There's a new technology being played with by developers all around the world right now, and if you've been paying attention to the Desktop gaming world you've probably heard the world Vulkan tossed around recently. Folks excited about Vulkan aren't talking about Spock, but are actually excited about a new set of APIs with the lofty goal of making it possible to build a single game for multiple platforms and have that game outperform the current industry standard by leaps and bounds.

Here's what you need to know about Vulkan, and why you're going to be hearing a lot more about this over the next year.

You probably don't know it, but most of the games you play on your phone rely on a system that was built for a much older kind of computing in order to deliver you the experiences you have today. OpenGL ES has been considered an industry standard for a long time now, but it was built for a time when single-core processors ruled the computing world and to this day doesn't do enough to take advantage of multi-core processors. In a world where desktop and mobile processors are being released with four, six, and even eight cores on a regular basis, this causes a massive performance gap that needs to be addressed.

Basically, Vulkan means better gaming experiences and higher quality games are on the way to Android.

Vulkan is an open source framework aimed at multi-threading in a way that OpenGL ES simply isn't capable of. It gives developers the tools to make their games more efficient by allowing the game better use of the processor, and is designed in such a way that it can be used for computing and rendering alike. It's largely based on APIs originally conceived by AMD called Mantle, but have since been expanded and improved by the Khronos Group which changed the name to Vulkan in the process.

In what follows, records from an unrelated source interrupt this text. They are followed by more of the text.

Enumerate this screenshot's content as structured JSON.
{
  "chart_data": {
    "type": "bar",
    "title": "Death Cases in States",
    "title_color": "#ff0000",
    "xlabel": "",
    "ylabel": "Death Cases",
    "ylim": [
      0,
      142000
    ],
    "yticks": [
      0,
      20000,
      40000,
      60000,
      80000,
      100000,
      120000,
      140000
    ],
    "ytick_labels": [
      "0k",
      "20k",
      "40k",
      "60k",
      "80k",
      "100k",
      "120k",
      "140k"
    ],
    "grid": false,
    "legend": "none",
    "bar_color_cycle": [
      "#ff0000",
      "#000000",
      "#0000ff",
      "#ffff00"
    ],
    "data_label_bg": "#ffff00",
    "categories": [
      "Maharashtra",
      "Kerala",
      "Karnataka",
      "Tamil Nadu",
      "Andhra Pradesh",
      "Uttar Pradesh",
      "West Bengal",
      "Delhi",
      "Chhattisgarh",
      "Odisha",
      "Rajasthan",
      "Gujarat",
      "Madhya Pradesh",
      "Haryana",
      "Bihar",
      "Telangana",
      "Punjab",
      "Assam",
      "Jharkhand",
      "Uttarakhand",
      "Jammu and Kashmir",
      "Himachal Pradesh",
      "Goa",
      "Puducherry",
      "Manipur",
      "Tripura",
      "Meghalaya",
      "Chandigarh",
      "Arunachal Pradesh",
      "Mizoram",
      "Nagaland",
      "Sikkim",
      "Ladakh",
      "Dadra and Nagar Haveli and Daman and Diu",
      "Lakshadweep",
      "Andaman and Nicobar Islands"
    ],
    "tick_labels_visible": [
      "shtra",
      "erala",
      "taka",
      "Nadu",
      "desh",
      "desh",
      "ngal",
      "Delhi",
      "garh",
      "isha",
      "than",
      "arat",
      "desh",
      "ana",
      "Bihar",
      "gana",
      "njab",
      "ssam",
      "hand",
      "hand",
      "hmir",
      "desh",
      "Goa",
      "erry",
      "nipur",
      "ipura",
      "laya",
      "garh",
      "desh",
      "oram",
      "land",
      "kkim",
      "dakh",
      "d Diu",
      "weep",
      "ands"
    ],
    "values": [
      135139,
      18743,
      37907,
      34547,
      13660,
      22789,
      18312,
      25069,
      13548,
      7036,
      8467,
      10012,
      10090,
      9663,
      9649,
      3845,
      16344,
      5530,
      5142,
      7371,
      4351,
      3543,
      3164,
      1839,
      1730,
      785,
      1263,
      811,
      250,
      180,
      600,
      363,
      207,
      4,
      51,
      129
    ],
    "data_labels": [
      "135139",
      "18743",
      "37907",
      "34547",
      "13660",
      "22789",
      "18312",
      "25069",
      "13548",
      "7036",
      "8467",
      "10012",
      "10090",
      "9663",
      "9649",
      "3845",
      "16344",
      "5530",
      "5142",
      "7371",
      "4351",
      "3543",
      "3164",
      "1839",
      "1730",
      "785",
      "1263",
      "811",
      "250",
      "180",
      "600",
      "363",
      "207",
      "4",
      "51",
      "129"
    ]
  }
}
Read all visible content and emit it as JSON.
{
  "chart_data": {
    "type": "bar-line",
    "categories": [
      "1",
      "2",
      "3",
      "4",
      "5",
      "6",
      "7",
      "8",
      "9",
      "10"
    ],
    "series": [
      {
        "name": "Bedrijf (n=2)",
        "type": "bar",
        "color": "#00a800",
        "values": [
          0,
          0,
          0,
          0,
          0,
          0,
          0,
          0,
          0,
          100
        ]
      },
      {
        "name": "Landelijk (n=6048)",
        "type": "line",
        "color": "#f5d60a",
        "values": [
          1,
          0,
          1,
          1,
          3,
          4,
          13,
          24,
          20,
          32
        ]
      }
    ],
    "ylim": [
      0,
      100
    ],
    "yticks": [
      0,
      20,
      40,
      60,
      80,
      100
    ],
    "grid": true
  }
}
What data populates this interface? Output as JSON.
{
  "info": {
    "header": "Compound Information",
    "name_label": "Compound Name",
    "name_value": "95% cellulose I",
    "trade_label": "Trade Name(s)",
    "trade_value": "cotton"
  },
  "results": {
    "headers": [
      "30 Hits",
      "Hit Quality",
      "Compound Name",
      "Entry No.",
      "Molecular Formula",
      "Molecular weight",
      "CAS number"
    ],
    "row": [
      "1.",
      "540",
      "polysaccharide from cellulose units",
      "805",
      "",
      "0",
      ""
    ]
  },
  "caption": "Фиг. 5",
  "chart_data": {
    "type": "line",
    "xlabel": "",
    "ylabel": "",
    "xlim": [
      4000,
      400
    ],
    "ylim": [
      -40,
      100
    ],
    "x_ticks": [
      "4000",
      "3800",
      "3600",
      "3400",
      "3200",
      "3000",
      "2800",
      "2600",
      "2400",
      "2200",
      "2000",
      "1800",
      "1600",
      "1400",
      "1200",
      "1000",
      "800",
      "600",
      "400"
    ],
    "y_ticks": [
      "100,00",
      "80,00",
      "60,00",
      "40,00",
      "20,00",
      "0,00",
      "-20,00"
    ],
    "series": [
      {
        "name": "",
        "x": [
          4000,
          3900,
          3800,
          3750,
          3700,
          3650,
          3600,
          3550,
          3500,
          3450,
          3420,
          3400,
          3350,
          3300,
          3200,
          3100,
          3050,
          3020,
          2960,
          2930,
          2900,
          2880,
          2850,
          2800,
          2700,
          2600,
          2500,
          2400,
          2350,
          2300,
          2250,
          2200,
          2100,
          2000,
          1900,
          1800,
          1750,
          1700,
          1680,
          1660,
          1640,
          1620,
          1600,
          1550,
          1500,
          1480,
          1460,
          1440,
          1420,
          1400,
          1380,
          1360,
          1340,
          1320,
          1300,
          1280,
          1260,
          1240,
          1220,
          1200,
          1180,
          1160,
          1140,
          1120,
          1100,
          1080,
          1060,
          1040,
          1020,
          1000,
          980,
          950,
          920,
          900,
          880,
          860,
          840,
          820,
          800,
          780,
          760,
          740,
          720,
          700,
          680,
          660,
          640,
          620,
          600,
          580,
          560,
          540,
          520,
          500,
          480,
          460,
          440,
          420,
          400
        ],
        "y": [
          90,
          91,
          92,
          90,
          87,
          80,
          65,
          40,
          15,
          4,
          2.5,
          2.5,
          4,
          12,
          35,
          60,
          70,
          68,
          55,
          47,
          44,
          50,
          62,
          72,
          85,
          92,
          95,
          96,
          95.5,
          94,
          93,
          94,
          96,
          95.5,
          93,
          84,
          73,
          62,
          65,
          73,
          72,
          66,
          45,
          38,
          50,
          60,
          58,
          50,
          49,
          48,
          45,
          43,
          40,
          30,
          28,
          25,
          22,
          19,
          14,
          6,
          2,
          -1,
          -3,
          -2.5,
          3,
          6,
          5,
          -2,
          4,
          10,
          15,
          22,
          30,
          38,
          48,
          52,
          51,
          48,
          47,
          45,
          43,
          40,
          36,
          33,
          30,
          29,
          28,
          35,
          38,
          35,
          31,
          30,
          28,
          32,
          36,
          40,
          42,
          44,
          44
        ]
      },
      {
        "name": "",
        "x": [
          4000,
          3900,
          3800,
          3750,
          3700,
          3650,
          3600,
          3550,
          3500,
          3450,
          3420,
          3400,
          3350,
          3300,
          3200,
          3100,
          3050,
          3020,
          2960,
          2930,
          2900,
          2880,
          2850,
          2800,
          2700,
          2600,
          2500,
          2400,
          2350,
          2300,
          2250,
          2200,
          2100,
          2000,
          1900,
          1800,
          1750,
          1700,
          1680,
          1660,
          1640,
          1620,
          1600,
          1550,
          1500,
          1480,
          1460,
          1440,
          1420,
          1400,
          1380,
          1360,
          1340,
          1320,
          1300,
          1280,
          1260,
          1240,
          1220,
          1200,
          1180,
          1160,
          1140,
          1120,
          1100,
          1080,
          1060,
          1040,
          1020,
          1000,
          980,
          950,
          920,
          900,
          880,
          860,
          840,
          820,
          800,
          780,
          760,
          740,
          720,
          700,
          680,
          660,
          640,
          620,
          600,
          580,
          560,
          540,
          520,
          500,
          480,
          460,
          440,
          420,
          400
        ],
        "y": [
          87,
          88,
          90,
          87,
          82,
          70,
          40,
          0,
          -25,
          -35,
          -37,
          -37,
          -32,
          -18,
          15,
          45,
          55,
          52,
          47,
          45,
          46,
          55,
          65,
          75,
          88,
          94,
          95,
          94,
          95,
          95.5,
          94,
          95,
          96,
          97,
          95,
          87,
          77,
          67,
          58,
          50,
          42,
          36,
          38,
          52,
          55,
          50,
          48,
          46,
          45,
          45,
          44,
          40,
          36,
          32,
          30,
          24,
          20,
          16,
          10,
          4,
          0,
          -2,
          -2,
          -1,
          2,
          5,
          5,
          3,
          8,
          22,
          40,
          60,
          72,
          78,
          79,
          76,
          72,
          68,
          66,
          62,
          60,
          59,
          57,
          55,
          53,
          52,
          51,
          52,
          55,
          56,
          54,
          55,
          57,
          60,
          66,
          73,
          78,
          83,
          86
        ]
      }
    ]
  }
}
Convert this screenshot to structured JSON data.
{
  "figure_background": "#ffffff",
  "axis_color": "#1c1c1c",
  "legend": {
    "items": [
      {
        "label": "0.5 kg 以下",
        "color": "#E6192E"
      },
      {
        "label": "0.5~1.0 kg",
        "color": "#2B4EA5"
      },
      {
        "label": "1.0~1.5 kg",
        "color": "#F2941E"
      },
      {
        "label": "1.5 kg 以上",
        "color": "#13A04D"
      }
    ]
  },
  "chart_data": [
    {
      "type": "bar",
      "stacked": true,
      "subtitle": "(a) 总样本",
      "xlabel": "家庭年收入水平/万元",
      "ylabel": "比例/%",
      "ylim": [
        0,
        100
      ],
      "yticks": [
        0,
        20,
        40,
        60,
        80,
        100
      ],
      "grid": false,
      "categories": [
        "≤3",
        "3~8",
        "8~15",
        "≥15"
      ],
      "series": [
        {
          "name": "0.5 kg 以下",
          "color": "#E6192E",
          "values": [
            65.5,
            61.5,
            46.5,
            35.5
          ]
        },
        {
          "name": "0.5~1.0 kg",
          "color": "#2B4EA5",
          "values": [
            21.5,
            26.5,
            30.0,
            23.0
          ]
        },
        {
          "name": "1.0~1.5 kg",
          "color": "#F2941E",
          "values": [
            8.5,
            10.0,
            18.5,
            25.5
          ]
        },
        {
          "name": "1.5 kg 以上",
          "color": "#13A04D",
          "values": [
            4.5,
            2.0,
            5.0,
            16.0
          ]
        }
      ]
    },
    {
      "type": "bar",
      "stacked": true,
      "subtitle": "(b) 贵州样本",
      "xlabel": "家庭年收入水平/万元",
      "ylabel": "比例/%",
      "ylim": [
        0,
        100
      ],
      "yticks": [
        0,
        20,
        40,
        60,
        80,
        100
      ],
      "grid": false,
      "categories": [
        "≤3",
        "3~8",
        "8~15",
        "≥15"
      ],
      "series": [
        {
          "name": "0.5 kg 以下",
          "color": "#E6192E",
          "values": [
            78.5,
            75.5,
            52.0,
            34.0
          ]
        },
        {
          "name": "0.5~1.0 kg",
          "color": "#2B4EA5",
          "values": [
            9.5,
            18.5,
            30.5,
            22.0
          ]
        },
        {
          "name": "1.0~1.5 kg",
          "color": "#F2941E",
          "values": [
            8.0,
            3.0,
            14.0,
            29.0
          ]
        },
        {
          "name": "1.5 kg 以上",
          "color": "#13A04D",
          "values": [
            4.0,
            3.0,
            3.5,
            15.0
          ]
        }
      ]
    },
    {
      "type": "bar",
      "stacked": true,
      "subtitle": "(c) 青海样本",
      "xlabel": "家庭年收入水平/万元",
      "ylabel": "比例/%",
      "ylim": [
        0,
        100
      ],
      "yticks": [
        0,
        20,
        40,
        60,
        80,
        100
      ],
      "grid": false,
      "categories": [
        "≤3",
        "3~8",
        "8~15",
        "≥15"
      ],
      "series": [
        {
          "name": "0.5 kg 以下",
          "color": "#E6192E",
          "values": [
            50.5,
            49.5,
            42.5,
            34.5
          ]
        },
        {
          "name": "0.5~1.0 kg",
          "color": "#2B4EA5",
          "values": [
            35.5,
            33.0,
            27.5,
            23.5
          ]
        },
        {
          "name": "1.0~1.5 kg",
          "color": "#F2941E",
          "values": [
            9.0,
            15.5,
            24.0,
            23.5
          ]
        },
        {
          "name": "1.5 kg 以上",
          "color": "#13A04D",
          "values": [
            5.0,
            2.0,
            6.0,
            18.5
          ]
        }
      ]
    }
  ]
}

Version 1.0 of Vulkan was released recently for Windows, Linux, and Android. On Android, where single-core performance is already not spectacular, this is a really big deal. Offering developers a way to better utilize the processor on an Android phone or tablet means the same game would consume significantly less power to deliver the same results. It also means developers can ramp up to better graphics, more challenging game environments, and a better overall game experience on our existing processors.

Vulkan members

As is often the case with new technologies like this, Vulkan is going to take a while to be available to everyone. NVIDIA has already released developer builds for their current-generation Android tablets and consoles, but that's a very small corner of Android for now. If you take a look at the list of members for the company supporting Vulkan, the Khronos Group, you'll see that the rest of Android is not likely to be far behind in supporting this technology. Google, Samsung, Sony, Qualcomm, Huawei, and several other big names are on a list of dozens currently contributing to Vulkan. It's likely we won't see anything from Google about Vulkan natively in Android until the next big version release, but there's a better than good chance we'll see more about Vulkan and Android before that happens.

Basically, Vulkan means better gaming experiences and higher quality games are on the way to Android. It's a great step forward, but it's also the kind of thing that is likely to take a while for everyone to fully enjoy. Before long it's likely we'll see developers showing off what they've accomplished with Vulkan, and that's when things will get really exciting.